San Sebastián, País Vasco, 1976. Este texto forma parte de la antología En tierra de sueños (Egales, 2024).

Abrió la puerta y sus quejas se escucharon en toda la vivienda. Refunfuñaba porque se había puesto a diluviar. El cielo, plomizo, había sido honesto. Sin embargo, tras esforzarse por vislumbrar un tímido rayo de sol entre las nubes arracimadas, se había empeñado en bajar la basura a cuerpo gentil. Entró maldiciendo, esforzándose en leer el remitente de una carta que acababa de recoger del buzón y que se había empapado. Cuando descifró aquel jeroglífico de tinta corrida, abrió el sobre y se sentó a leer la misiva. Dos horas después, mientras la cena humea al fuego, él sigue sentado en su butaca. Entre sus manos sostiene una vieja fotografía, una instantánea descolorida y cuyos bordes acusan el paso del tiempo. De vez en cuando la voltea y relee los trazos que responden al dónde y al cuándo: Melilla, 27 de junio de 1960. Y vuelve a mirar la fotografía, la sostiene con mimo, pese al tembleque involuntario de sus manos, producto de la vejez, que lo acompaña desde hace más de un lustro.

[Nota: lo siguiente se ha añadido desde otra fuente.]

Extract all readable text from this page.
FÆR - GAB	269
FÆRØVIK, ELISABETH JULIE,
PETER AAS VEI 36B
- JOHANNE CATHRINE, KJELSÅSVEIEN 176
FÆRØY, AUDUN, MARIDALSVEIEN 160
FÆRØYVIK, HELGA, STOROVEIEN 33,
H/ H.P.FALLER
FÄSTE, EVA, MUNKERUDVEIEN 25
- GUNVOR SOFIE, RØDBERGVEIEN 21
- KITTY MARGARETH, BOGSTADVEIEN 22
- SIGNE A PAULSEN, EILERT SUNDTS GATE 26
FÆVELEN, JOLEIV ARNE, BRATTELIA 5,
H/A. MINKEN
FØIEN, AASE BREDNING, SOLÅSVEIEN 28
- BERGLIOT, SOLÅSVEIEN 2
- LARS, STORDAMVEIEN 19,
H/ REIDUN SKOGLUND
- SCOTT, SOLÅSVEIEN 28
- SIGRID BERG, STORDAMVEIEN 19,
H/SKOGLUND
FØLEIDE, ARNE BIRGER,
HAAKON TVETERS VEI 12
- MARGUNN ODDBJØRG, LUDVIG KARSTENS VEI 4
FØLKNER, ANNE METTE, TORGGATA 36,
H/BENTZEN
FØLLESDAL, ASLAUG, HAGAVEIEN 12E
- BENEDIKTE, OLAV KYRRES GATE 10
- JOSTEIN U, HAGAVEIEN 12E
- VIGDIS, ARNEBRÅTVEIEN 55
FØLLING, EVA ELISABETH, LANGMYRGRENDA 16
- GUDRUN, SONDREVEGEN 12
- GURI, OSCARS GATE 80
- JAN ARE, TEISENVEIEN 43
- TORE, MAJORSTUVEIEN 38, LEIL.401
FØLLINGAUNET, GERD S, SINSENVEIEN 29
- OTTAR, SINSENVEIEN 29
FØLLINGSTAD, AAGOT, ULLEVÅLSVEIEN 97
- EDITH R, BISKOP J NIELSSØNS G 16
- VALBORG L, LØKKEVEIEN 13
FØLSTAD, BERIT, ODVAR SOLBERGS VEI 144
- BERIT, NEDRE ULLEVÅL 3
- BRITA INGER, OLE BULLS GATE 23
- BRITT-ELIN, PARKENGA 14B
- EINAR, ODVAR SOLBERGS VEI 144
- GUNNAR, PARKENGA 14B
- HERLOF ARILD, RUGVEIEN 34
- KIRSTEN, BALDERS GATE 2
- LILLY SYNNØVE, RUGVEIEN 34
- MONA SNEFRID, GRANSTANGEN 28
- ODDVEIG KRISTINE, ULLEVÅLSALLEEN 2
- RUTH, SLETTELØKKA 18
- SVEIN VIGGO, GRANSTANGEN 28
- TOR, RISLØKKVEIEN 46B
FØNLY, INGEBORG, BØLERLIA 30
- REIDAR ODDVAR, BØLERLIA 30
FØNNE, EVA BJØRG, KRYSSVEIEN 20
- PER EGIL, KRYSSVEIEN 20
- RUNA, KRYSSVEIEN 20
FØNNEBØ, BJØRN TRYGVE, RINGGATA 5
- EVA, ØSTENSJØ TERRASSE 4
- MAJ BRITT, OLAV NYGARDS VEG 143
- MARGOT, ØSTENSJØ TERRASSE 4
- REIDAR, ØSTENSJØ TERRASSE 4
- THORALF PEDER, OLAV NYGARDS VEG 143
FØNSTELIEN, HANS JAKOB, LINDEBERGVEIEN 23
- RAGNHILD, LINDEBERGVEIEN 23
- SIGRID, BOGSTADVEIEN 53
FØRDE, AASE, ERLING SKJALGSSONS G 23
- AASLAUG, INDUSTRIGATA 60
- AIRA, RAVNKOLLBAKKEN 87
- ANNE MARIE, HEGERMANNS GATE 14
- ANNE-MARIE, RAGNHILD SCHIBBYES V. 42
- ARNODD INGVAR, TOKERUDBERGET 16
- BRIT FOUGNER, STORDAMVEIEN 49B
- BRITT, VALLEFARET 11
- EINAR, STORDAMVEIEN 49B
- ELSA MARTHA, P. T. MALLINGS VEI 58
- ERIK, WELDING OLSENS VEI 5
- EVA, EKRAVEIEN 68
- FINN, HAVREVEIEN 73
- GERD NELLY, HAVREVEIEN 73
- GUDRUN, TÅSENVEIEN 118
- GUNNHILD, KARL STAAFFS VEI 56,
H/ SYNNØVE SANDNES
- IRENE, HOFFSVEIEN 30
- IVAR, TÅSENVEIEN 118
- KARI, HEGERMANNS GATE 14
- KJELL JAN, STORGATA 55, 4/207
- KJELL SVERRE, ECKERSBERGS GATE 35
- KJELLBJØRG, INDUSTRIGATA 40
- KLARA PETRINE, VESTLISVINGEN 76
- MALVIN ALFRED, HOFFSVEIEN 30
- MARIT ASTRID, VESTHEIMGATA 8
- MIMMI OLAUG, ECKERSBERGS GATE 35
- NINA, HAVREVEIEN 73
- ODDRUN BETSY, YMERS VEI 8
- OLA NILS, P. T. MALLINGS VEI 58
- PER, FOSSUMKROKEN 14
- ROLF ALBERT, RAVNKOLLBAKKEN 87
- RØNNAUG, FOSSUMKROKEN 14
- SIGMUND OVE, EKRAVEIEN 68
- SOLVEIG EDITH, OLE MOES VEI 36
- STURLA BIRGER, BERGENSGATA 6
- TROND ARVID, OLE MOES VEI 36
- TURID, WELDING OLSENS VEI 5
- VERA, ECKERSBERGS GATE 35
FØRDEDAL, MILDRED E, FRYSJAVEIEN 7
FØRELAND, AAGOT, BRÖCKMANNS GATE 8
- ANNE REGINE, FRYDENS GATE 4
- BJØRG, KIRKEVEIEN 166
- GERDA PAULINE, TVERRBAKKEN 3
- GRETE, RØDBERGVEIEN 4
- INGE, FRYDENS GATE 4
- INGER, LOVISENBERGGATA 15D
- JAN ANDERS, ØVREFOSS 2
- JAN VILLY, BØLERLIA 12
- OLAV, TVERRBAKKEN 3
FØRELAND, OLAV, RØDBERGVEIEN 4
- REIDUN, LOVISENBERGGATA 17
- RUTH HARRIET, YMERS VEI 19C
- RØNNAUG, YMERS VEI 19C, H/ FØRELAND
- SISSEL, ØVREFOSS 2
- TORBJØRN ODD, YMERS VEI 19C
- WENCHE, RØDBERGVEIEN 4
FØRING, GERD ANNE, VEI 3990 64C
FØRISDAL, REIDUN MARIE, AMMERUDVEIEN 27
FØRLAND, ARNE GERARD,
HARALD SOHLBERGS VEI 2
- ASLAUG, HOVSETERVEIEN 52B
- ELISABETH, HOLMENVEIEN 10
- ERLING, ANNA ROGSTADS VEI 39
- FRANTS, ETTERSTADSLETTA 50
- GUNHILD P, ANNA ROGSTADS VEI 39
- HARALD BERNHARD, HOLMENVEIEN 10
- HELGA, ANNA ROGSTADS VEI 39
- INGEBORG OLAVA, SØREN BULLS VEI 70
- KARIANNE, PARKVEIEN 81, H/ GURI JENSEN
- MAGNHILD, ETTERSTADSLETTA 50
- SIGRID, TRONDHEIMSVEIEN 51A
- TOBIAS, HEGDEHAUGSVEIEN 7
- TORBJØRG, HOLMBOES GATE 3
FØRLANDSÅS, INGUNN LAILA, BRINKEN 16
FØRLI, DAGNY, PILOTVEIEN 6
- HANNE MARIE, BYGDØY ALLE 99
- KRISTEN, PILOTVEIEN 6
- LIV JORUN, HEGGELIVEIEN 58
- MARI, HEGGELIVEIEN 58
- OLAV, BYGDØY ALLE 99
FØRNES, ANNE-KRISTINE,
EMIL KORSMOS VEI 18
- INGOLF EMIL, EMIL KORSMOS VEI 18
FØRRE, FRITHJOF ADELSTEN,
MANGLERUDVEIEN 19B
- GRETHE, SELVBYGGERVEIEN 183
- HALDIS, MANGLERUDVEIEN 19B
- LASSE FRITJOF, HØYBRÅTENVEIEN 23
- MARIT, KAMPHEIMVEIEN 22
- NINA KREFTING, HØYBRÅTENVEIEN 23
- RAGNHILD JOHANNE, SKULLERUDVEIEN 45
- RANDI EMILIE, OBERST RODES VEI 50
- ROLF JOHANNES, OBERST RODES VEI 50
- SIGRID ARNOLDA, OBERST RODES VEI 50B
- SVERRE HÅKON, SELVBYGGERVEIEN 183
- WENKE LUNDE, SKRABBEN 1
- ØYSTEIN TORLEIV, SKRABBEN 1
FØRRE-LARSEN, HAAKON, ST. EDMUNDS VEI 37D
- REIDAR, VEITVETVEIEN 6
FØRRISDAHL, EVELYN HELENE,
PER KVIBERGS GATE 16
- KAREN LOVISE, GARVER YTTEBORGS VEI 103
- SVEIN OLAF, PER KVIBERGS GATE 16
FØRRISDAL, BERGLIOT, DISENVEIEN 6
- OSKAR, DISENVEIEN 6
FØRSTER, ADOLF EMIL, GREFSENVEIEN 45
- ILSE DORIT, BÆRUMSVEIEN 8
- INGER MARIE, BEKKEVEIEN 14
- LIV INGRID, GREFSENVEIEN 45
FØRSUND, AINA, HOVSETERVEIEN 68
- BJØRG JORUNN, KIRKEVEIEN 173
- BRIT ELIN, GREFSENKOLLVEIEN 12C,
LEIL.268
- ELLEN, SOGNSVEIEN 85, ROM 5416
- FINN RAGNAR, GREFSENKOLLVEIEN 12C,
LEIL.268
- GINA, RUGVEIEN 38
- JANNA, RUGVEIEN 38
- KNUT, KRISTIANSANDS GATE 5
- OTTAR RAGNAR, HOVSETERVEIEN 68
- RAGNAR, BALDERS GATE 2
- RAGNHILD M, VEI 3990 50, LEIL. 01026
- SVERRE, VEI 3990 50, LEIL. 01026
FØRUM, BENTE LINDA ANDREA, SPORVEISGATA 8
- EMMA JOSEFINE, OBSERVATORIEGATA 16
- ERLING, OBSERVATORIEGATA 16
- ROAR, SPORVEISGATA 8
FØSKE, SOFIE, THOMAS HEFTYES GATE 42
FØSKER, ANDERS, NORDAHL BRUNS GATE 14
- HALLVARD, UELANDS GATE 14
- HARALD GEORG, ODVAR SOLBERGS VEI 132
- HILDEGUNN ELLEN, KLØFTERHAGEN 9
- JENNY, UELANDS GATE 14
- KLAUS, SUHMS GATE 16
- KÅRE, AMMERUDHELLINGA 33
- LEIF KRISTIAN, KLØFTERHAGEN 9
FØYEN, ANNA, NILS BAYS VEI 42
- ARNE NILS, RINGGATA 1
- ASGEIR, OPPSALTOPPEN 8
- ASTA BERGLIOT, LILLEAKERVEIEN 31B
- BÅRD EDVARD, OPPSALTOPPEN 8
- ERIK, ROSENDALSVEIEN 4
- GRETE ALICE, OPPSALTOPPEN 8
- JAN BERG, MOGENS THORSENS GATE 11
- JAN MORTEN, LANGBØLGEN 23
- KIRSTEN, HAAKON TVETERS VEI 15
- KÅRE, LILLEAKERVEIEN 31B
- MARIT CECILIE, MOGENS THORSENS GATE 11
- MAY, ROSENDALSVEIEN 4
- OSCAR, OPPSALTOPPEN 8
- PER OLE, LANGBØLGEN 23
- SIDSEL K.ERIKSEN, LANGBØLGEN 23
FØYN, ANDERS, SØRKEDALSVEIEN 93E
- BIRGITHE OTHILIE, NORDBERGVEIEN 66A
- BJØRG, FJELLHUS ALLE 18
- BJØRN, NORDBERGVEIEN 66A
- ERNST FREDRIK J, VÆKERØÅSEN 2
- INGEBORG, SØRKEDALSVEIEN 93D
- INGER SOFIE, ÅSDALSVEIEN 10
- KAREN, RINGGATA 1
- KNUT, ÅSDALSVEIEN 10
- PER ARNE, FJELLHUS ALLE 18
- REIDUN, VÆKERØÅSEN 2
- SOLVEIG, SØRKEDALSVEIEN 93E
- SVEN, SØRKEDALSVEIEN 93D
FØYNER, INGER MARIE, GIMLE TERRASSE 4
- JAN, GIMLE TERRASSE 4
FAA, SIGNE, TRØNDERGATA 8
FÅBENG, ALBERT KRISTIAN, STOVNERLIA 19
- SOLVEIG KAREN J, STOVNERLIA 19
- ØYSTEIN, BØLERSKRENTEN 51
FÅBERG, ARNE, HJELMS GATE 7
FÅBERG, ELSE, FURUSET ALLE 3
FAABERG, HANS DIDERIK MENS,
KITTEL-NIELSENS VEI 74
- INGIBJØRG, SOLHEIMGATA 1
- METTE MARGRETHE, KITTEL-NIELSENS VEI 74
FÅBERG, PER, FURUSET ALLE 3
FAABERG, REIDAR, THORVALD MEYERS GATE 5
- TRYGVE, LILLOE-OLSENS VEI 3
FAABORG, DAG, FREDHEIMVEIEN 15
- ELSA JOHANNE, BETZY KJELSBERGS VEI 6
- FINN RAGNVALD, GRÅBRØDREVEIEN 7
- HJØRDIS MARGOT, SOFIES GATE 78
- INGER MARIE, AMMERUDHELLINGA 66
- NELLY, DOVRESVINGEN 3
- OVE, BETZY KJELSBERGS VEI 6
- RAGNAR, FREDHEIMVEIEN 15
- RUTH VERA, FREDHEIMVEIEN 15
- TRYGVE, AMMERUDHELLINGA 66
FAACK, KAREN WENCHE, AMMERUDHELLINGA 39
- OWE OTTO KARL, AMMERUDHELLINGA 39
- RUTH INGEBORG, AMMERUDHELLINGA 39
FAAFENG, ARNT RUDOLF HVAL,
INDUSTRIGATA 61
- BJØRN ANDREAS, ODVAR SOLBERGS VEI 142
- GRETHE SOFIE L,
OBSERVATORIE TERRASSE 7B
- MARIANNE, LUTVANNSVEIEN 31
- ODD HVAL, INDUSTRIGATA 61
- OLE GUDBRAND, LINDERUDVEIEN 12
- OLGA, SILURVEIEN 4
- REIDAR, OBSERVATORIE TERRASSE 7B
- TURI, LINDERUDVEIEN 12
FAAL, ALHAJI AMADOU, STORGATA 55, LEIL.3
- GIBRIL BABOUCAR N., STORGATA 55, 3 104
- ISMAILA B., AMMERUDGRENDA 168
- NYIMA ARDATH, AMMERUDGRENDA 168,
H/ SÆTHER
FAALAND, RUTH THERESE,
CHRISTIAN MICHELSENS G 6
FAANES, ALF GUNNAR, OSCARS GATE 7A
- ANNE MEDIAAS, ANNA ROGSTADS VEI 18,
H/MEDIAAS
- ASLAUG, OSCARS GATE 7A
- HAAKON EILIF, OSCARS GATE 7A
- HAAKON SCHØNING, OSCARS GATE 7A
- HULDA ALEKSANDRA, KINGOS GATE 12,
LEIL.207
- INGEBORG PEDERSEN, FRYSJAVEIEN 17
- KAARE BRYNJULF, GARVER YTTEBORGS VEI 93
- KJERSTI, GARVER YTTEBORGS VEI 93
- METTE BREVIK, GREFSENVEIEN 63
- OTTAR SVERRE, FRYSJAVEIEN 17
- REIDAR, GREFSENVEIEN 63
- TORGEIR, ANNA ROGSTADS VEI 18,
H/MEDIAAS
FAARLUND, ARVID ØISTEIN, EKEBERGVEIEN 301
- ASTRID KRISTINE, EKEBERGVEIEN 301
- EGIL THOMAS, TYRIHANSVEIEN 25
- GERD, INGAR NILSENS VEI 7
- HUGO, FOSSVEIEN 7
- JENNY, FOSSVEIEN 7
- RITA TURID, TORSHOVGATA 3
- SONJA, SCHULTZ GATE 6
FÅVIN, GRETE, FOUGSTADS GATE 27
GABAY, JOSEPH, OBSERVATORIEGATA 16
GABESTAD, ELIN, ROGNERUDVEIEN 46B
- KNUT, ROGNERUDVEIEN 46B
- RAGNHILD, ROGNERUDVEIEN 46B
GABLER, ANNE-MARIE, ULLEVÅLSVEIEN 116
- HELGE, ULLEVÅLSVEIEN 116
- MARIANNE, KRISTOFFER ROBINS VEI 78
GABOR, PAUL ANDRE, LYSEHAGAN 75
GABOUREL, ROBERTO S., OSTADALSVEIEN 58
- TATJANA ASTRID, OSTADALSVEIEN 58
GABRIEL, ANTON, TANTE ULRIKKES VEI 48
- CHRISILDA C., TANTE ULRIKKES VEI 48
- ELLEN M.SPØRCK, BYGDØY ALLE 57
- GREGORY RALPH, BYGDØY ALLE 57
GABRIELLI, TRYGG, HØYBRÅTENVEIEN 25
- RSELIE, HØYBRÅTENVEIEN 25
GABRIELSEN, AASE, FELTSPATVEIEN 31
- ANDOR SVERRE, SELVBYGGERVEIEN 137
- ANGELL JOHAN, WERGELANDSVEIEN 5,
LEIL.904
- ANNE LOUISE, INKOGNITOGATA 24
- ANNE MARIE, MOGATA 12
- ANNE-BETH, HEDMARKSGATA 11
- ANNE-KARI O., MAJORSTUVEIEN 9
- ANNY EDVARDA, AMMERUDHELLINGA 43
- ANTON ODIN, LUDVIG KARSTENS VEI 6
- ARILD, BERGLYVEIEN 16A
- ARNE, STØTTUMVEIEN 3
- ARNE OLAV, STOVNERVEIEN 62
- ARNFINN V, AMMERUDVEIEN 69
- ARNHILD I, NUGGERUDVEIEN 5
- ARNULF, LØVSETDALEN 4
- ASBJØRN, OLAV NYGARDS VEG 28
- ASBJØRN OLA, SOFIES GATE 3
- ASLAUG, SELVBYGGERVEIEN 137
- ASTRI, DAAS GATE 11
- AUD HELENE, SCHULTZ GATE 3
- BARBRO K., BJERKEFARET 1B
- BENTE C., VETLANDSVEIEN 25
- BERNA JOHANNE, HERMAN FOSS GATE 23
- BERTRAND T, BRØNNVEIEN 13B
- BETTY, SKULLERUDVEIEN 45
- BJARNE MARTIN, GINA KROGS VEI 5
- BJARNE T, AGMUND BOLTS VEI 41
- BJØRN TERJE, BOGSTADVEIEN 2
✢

Sus ojos, menudos, enmarcados en una miríada de pliegues donde los párpados, las bolsas y las arrugas se entrelazan sin solución de continuidad, fijan la imagen que inmortalizó un fotógrafo sesenta años atrás. Ve aquellos rostros sonrientes a través de las lágrimas que, sin deslizarse por sus mejillas, se mantienen trémulas en el borde de su mirada. Los recuerdos han brotado como en una extraña detonación dentro de su mente. Se acuerda de cada palabra, de cada gesto, de cada broma, del olor que impregnaba el aire, aroma de recio ejército, de jóvenes licenciándose, de verano incipiente, de amor y deseo. Recuerda los sonidos, el murmullo, las trompetas, las órdenes de los superiores, el rumor de cientos de muchachos nerviosos por regresar a casa o por separarse de aquellos con quienes convivieron e intimaron durante meses.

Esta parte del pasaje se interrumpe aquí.